La prima sezione civile della Suprema Corte, presieduta da Maria Acierno, si è pronunciata su una vicenda terribile: il destino di due bambini rimasti soli perché il padre ha assassinato la madre. L’uomo era pachistano, la donna italiana: Alì all’epoca aveva pochi mesi mentre Bilal, di quasi tre anni, ha assistito al delitto. I nomi ovviamente non sono reali. Il Comune lombardo che è stato nominato tutore dei piccoli, assistito dall’avvocata Maria Grazia Di Nella, assieme ai magistrati e ai servizi sociali ha cercato in tutti i modi di definire un percorso per il loro futuro. I bambini sono affezionati alla nonna materna, che però non è in grado di farsene carico. Sono stati così affidati allo zio del padre, che vive nel Regno Unito, studiando come inserirli in una famiglia allargata assieme al fratello del genitore, che ha altri figli. Ma è emerso che la soluzione non poteva funzionare. «Le criticità principali di zio e prozio – scrivono i giudici – consistono nell’incapacità di accogliere gli aspetti depressivi dei bambini e di riferirli al trauma, cercando di porre fine in fretta ai momenti di crisi riportando ad altro le cause». La rimozione del dramma non gli avrebbe permesso di affrontarlo.

Allora la Corte d’Appello di Milano ha ritenuto che lo strumento più adeguato alla tutela di Alì e Bilal sia l’adozione legittimante.

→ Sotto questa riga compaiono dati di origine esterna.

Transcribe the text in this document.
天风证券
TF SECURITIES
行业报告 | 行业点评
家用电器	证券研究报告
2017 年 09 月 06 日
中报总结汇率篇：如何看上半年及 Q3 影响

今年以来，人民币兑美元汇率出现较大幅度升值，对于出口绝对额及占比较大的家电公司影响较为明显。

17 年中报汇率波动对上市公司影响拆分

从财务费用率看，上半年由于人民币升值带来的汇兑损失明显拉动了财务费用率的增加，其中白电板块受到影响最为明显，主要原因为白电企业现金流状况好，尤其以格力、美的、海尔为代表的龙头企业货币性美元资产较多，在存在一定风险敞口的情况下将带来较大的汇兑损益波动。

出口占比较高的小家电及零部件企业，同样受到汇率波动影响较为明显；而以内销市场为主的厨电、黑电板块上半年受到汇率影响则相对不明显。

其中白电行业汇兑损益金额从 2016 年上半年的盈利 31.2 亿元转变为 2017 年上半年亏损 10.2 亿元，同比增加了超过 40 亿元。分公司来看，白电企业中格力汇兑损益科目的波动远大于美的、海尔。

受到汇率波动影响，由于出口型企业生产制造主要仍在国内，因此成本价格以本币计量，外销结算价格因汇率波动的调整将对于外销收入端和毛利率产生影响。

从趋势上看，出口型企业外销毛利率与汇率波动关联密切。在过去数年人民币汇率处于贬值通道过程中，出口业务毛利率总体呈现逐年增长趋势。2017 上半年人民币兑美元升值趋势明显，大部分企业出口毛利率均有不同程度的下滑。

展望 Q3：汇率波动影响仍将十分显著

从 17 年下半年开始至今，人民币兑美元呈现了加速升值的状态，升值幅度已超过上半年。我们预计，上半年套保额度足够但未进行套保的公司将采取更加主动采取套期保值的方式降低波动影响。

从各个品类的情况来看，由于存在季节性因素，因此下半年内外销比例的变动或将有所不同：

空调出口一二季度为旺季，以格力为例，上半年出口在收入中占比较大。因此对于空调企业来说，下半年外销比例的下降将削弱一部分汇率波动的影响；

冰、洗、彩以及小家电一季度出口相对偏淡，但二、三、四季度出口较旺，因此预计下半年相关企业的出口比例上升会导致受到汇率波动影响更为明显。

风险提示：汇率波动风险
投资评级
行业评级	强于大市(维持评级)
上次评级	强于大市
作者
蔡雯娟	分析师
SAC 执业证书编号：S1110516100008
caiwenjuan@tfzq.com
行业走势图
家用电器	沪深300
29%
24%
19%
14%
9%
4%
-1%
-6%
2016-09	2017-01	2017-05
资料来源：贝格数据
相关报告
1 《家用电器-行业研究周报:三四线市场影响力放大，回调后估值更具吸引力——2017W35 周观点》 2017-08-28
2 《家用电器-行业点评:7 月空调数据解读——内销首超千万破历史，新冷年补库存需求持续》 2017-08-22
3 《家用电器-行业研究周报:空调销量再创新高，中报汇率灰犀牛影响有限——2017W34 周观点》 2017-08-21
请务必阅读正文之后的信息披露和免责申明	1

Tuttavia, poiché i bambini «conservano una relazione significativa con la nonna ed è nel loro interesse mantenere in futuro i rapporti con i parenti paterni, che hanno dimostrato affetto e fanno parte della loro storia personale, anche in funzione dell’elaborazione del trauma che richiede non negazione ma rivisitazione in tempi e strumenti» la Corte ha considerato «nel prevalente interesse dei minori conservare tali relazioni, attraverso l’intervento dei servizi sociali che dovranno stabilire tempi e modalità d’incontri nel rispetto della privacy dei genitori adottivi e con la massima protezione dei bambini da interferenze esterne dannose per il loro benessere psico-fisico». Una formula aperta che la legge del 1983 non permette: con l’adozione legittimante il passato dei bambini viene spazzato via. E questo – sostiene la Suprema Corte – va contro la Costituzione per vari motivi, ma soprattutto perché nega la centralità dell’interesse del minore. «Occorre evitare – ha sottolineato il pg della Cassazione – che il trauma derivato dalla perdita di entrambi i genitori diventi ancora più radicato con la definitiva recisione di legami con importanti figure di riferimento peri il loro sviluppo psicologico».

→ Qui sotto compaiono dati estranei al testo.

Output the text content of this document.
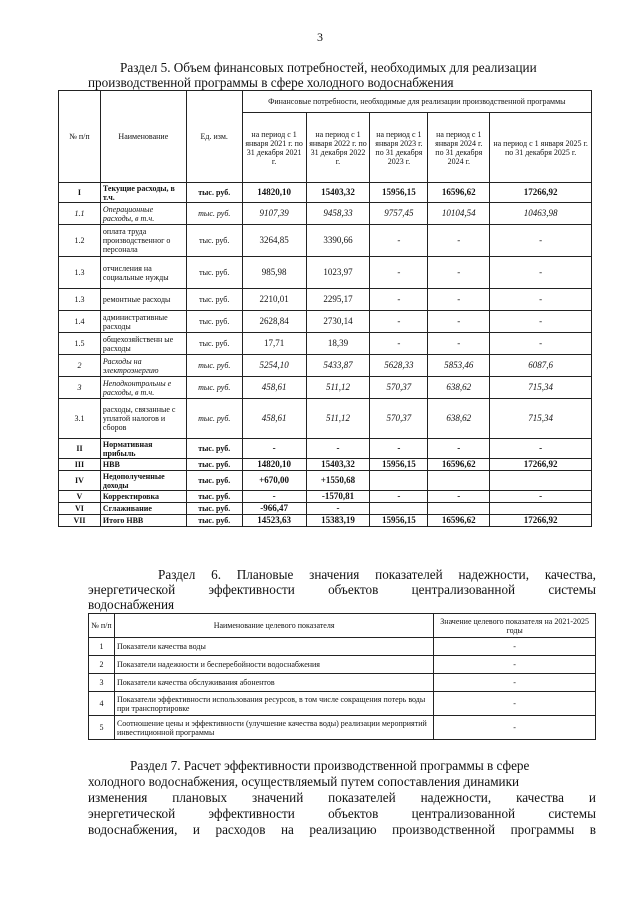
3
Раздел 5. Объем финансовых потребностей, необходимых для реализации
производственной программы в сфере холодного водоснабжения
№ п/п	Наименование	Ед. изм.	Финансовые потребности, необходимые для реализации производственной программы				
			на период с 1 января 2021 г. по 31 декабря 2021 г.	на период с 1 января 2022 г. по 31 декабря 2022 г.	на период с 1 января 2023 г. по 31 декабря 2023 г.	на период с 1 января 2024 г. по 31 декабря 2024 г.	на период с 1 января 2025 г. по 31 декабря 2025 г.
I	Текущие расходы, в т.ч.	тыс. руб.	14820,10	15403,32	15956,15	16596,62	17266,92
1.1	Операционные расходы, в т.ч.	тыс. руб.	9107,39	9458,33	9757,45	10104,54	10463,98
1.2	оплата труда производственног о персонала	тыс. руб.	3264,85	3390,66	-	-	-
1.3	отчисления на социальные нужды	тыс. руб.	985,98	1023,97	-	-	-
1.3	ремонтные расходы	тыс. руб.	2210,01	2295,17	-	-	-
1.4	административные расходы	тыс. руб.	2628,84	2730,14	-	-	-
1.5	общехозяйственн ые расходы	тыс. руб.	17,71	18,39	-	-	-
2	Расходы на электроэнергию	тыс. руб.	5254,10	5433,87	5628,33	5853,46	6087,6
3	Неподконтрольны е расходы, в т.ч.	тыс. руб.	458,61	511,12	570,37	638,62	715,34
3.1	расходы, связанные с уплатой налогов и сборов	тыс. руб.	458,61	511,12	570,37	638,62	715,34
II	Нормативная прибыль	тыс. руб.	-	-	-	-	-
III	НВВ	тыс. руб.	14820,10	15403,32	15956,15	16596,62	17266,92
IV	Недополученные доходы	тыс. руб.	+670,00	+1550,68			
V	Корректировка	тыс. руб.	-	-1570,81	-	-	-
VI	Сглаживание	тыс. руб.	-966,47	-			
VII	Итого НВВ	тыс. руб.	14523,63	15383,19	15956,15	16596,62	17266,92
Раздел 6. Плановые значения показателей надежности, качества,
энергетической	эффективности	объектов	централизованной	системы
водоснабжения
№ п/п	Наименование целевого показателя	Значение целевого показателя на 2021-2025 годы
1	Показатели качества воды	-
2	Показатели надежности и бесперебойности водоснабжения	-
3	Показатели качества обслуживания абонентов	-
4	Показатели эффективности использования ресурсов, в том числе сокращения потерь воды при транспортировке	-
5	Соотношение цены и эффективности (улучшение качества воды) реализации мероприятий инвестиционной программы	-
Раздел 7. Расчет эффективности производственной программы в сфере
холодного водоснабжения, осуществляемый путем сопоставления динамики
изменения плановых значений показателей надежности, качества и
энергетической	эффективности	объектов	централизованной	системы
водоснабжения, и расходов на реализацию производственной программы в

«Questa ordinanza ha scalfito la graniticità della legge sulle adozioni – commenta Maria Grazia Di Nella, difensora dei due piccoli –. Il nostro diritto è vivo e cambia con la trasformazione della società_ la Consulta è chiamata adesso a colmare la lacuna del legislatore. Inoltre la scelta della Cassazione è al passo con i tempi: oggi i bambini hanno accesso alle informazioni, si confrontano con la loro storia e l’avrebbero scoperta senza essere accompagnati né assistiti. Lo dimostra il numero di fallimenti  adottivi, soprattutto in quei ragazzi che hanno peso le origini e sono stati sradicati dal loro ambiente: a dodici anni cominciano a voler sapere. Questo ci fa comprendere le loro esigenze, che non possono più venire negate».